Scientists conducted studies on mice and found that any exposure to alcohol alters fetal brain development, particularly in the regions that control cognition, vision, hearing, touch, motor skills, and language. Study author Kelly Huffman, assistant professor of psychology at University of California, Riverside, says the findings are applicable to humans. "Any amount of alcohol during pregnancy or breastfeeding is unsafe for the baby," Huffman tells Yahoo Shine. "It's no different than pouring whiskey right into the baby's bottle."

Yet earlier this year a study published from BJOG: An International Journal of Obstetrics & Gynaecology, concluded that light drinking was not associated with behavioral or cognitive problems. "The data is pretty conflicting and it's impossible to sort through it all," Hilda Hutcherson, MD Clinical Professor of Obstetrics and Gynecology at Columbia University Medical Center, tells Yahoo Shine. "But when it comes to alcohol, we don't really know how much is too much, so I tell my patients to avoid it completely."

Pregnant women often get conflicting information about more than just alcohol consumption. Between the scientific studies, mommy blogs, your doctor's advice, and of course, your own instincts, making informed decisions without second-guessing yourself isn't easy. Here, three more completely confusing do's and don'ts for expectant moms.

Your morning latte may give you a much-needed kick, but according to the American Pregnancy Association, it can also cause birth defects and premature labor. That said, there have been no conclusive studies on humans to prove it and the American Congress of Obstetricians and Gynecologists (ACOG) says that moderate caffeine consumption (less than 200 mg per day) does not appear to be a major contributing factor in miscarriage or preterm birth.
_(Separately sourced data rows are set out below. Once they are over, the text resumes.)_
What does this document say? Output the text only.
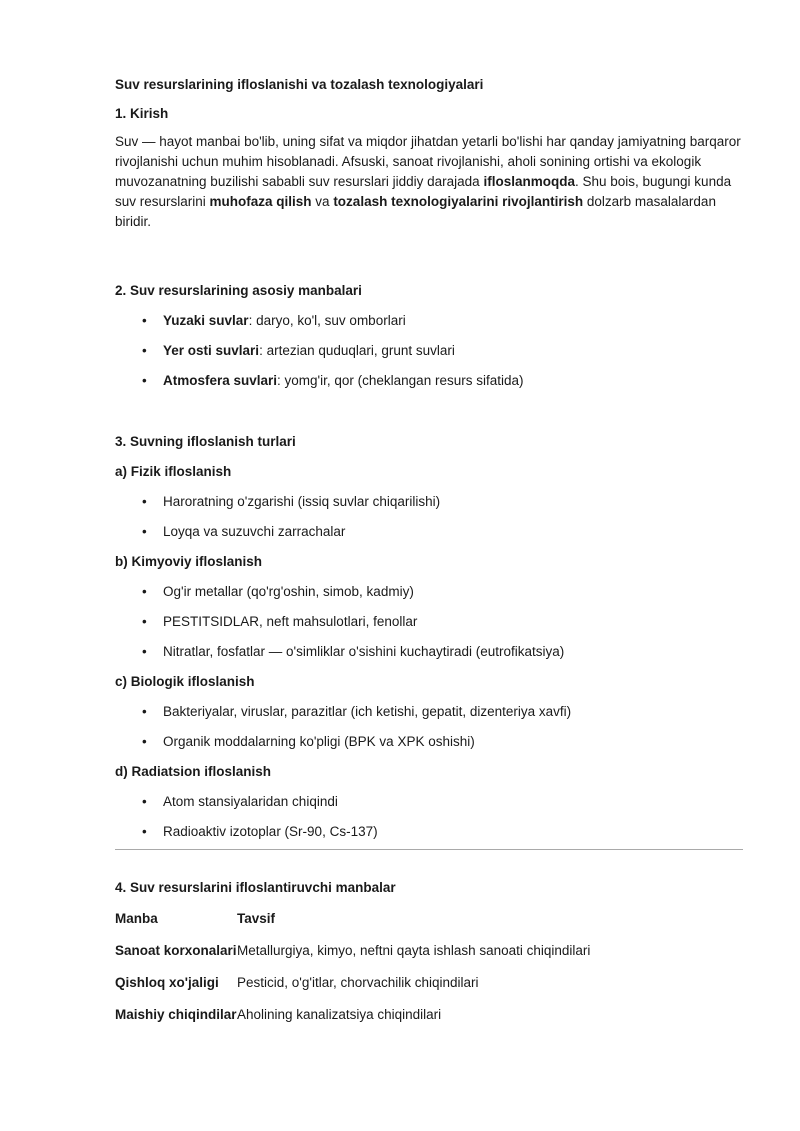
Suv resurslarining ifloslanishi va tozalash texnologiyalari

1. Kirish

Suv — hayot manbai bo'lib, uning sifat va miqdor jihatdan yetarli bo'lishi har qanday jamiyatning barqaror rivojlanishi uchun muhim hisoblanadi. Afsuski, sanoat rivojlanishi, aholi sonining ortishi va ekologik muvozanatning buzilishi sababli suv resurslari jiddiy darajada ifloslanmoqda. Shu bois, bugungi kunda suv resurslarini muhofaza qilish va tozalash texnologiyalarini rivojlantirish dolzarb masalalardan biridir.

2. Suv resurslarining asosiy manbalari

• Yuzaki suvlar: daryo, ko'l, suv omborlari
• Yer osti suvlari: artezian quduqlari, grunt suvlari
• Atmosfera suvlari: yomg'ir, qor (cheklangan resurs sifatida)

3. Suvning ifloslanish turlari

a) Fizik ifloslanish

• Haroratning o'zgarishi (issiq suvlar chiqarilishi)
• Loyqa va suzuvchi zarrachalar

b) Kimyoviy ifloslanish

• Og'ir metallar (qo'rg'oshin, simob, kadmiy)
• PESTITSIDLAR, neft mahsulotlari, fenollar
• Nitratlar, fosfatlar — o'simliklar o'sishini kuchaytiradi (eutrofikatsiya)

c) Biologik ifloslanish

• Bakteriyalar, viruslar, parazitlar (ich ketishi, gepatit, dizenteriya xavfi)
• Organik moddalarning ko'pligi (BPK va XPK oshishi)

d) Radiatsion ifloslanish

• Atom stansiyalaridan chiqindi
• Radioaktiv izotoplar (Sr-90, Cs-137)

4. Suv resurslarini ifloslantiruvchi manbalar

Manba	Tavsif
Sanoat korxonalari	Metallurgiya, kimyo, neftni qayta ishlash sanoati chiqindilari
Qishloq xo'jaligi	Pesticid, o'g'itlar, chorvachilik chiqindilari
Maishiy chiqindilar	Aholining kanalizatsiya chiqindilari
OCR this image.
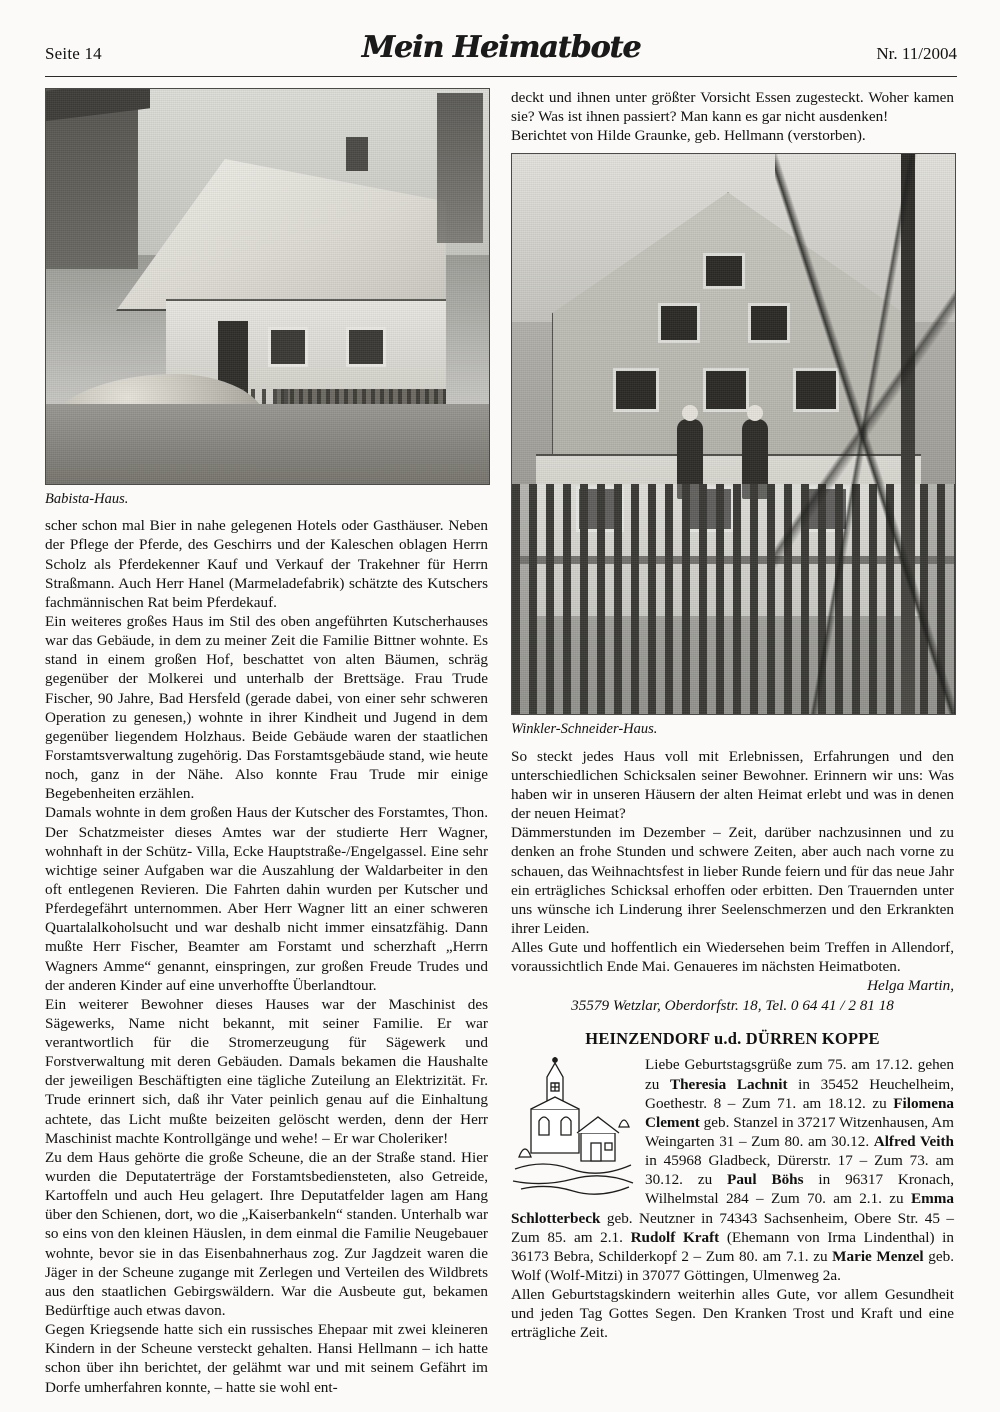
Seite 14	Mein Heimatbote	Nr. 11/2004
Babista-Haus.

scher schon mal Bier in nahe gelegenen Hotels oder Gasthäuser. Neben der Pflege der Pferde, des Geschirrs und der Kaleschen oblagen Herrn Scholz als Pferdekenner Kauf und Verkauf der Trakehner für Herrn Straßmann. Auch Herr Hanel (Marmeladefabrik) schätzte des Kutschers fachmännischen Rat beim Pferdekauf.

Ein weiteres großes Haus im Stil des oben angeführten Kutscherhauses war das Gebäude, in dem zu meiner Zeit die Familie Bittner wohnte. Es stand in einem großen Hof, beschattet von alten Bäumen, schräg gegenüber der Molkerei und unterhalb der Brettsäge. Frau Trude Fischer, 90 Jahre, Bad Hersfeld (gerade dabei, von einer sehr schweren Operation zu genesen,) wohnte in ihrer Kindheit und Jugend in dem gegenüber liegendem Holzhaus. Beide Gebäude waren der staatlichen Forstamtsverwaltung zugehörig. Das Forstamtsgebäude stand, wie heute noch, ganz in der Nähe. Also konnte Frau Trude mir einige Begebenheiten erzählen.

Damals wohnte in dem großen Haus der Kutscher des Forstamtes, Thon. Der Schatzmeister dieses Amtes war der studierte Herr Wagner, wohnhaft in der Schütz- Villa, Ecke Hauptstraße-/Engelgassel. Eine sehr wichtige seiner Aufgaben war die Auszahlung der Waldarbeiter in den oft entlegenen Revieren. Die Fahrten dahin wurden per Kutscher und Pferdegefährt unternommen. Aber Herr Wagner litt an einer schweren Quartalalkoholsucht und war deshalb nicht immer einsatzfähig. Dann mußte Herr Fischer, Beamter am Forstamt und scherzhaft „Herrn Wagners Amme“ genannt, einspringen, zur großen Freude Trudes und der anderen Kinder auf eine unverhoffte Überlandtour.

Ein weiterer Bewohner dieses Hauses war der Maschinist des Sägewerks, Name nicht bekannt, mit seiner Familie. Er war verantwortlich für die Stromerzeugung für Sägewerk und Forstverwaltung mit deren Gebäuden. Damals bekamen die Haushalte der jeweiligen Beschäftigten eine tägliche Zuteilung an Elektrizität. Fr. Trude erinnert sich, daß ihr Vater peinlich genau auf die Einhaltung achtete, das Licht mußte beizeiten gelöscht werden, denn der Herr Maschinist machte Kontrollgänge und wehe! – Er war Choleriker!

Zu dem Haus gehörte die große Scheune, die an der Straße stand. Hier wurden die Deputaterträge der Forstamtsbediensteten, also Getreide, Kartoffeln und auch Heu gelagert. Ihre Deputatfelder lagen am Hang über den Schienen, dort, wo die „Kaiserbankeln“ standen. Unterhalb war so eins von den kleinen Häuslen, in dem einmal die Familie Neugebauer wohnte, bevor sie in das Eisenbahnerhaus zog. Zur Jagdzeit waren die Jäger in der Scheune zugange mit Zerlegen und Verteilen des Wildbrets aus den staatlichen Gebirgswäldern. War die Ausbeute gut, bekamen Bedürftige auch etwas davon.

Gegen Kriegsende hatte sich ein russisches Ehepaar mit zwei kleineren Kindern in der Scheune versteckt gehalten. Hansi Hellmann – ich hatte schon über ihn berichtet, der gelähmt war und mit seinem Gefährt im Dorfe umherfahren konnte, – hatte sie wohl ent-

deckt und ihnen unter größter Vorsicht Essen zugesteckt. Woher kamen sie? Was ist ihnen passiert? Man kann es gar nicht ausdenken!

Berichtet von Hilde Graunke, geb. Hellmann (verstorben).

Winkler-Schneider-Haus.

So steckt jedes Haus voll mit Erlebnissen, Erfahrungen und den unterschiedlichen Schicksalen seiner Bewohner. Erinnern wir uns: Was haben wir in unseren Häusern der alten Heimat erlebt und was in denen der neuen Heimat?

Dämmerstunden im Dezember – Zeit, darüber nachzusinnen und zu denken an frohe Stunden und schwere Zeiten, aber auch nach vorne zu schauen, das Weihnachtsfest in lieber Runde feiern und für das neue Jahr ein erträgliches Schicksal erhoffen oder erbitten. Den Trauernden unter uns wünsche ich Linderung ihrer Seelenschmerzen und den Erkrankten ihrer Leiden.

Alles Gute und hoffentlich ein Wiedersehen beim Treffen in Allendorf, voraussichtlich Ende Mai. Genaueres im nächsten Heimatboten.

Helga Martin,
35579 Wetzlar, Oberdorfstr. 18, Tel. 0 64 41 / 2 81 18
HEINZENDORF u.d. DÜRREN KOPPE
Liebe Geburtstagsgrüße zum 75. am 17.12. gehen zu Theresia Lachnit in 35452 Heuchelheim, Goethestr. 8 – Zum 71. am 18.12. zu Filomena Clement geb. Stanzel in 37217 Witzenhausen, Am Weingarten 31 – Zum 80. am 30.12. Alfred Veith in 45968 Gladbeck, Dürerstr. 17 – Zum 73. am 30.12. zu Paul Böhs in 96317 Kronach, Wilhelmstal 284 – Zum 70. am 2.1. zu Emma Schlotterbeck geb. Neutzner in 74343 Sachsenheim, Obere Str. 45 – Zum 85. am 2.1. Rudolf Kraft (Ehemann von Irma Lindenthal) in 36173 Bebra, Schilderkopf 2 – Zum 80. am 7.1. zu Marie Menzel geb. Wolf (Wolf-Mitzi) in 37077 Göttingen, Ulmenweg 2a.

Allen Geburtstagskindern weiterhin alles Gute, vor allem Gesundheit und jeden Tag Gottes Segen. Den Kranken Trost und Kraft und eine erträgliche Zeit.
Our suggestion: Order a Starbucks "short" size, which tends to contain 180 mg of caffeine.

Canned food: The American Pregnancy Association states that canned food such as chunk light tuna is safe to eat in moderation however, a National Workgroup for Safe Markets study showed that 92 percent of food in metal cans is contaminated with an estrogen-like chemical called bisphenol A (BPA), which can alter brain development and behavior before and after birth. "It's best to stay away entirely from canned food while pregnant," advises Huffman.

Exercise: According to the Mayo Clinic, exercise can prevent excess weight gain, boost mood, and improve sleep quality for expectant moms. But extreme exercise (ahem, pregnant weightlifters) may put pressure on the abdomen and even cause premature labor. The general rule of thumb: As long as a medical professional is monitoring the exercise regime and you don't take up an unfamiliar routine - which can increase the risk of injury - you can hit the gym in moderation.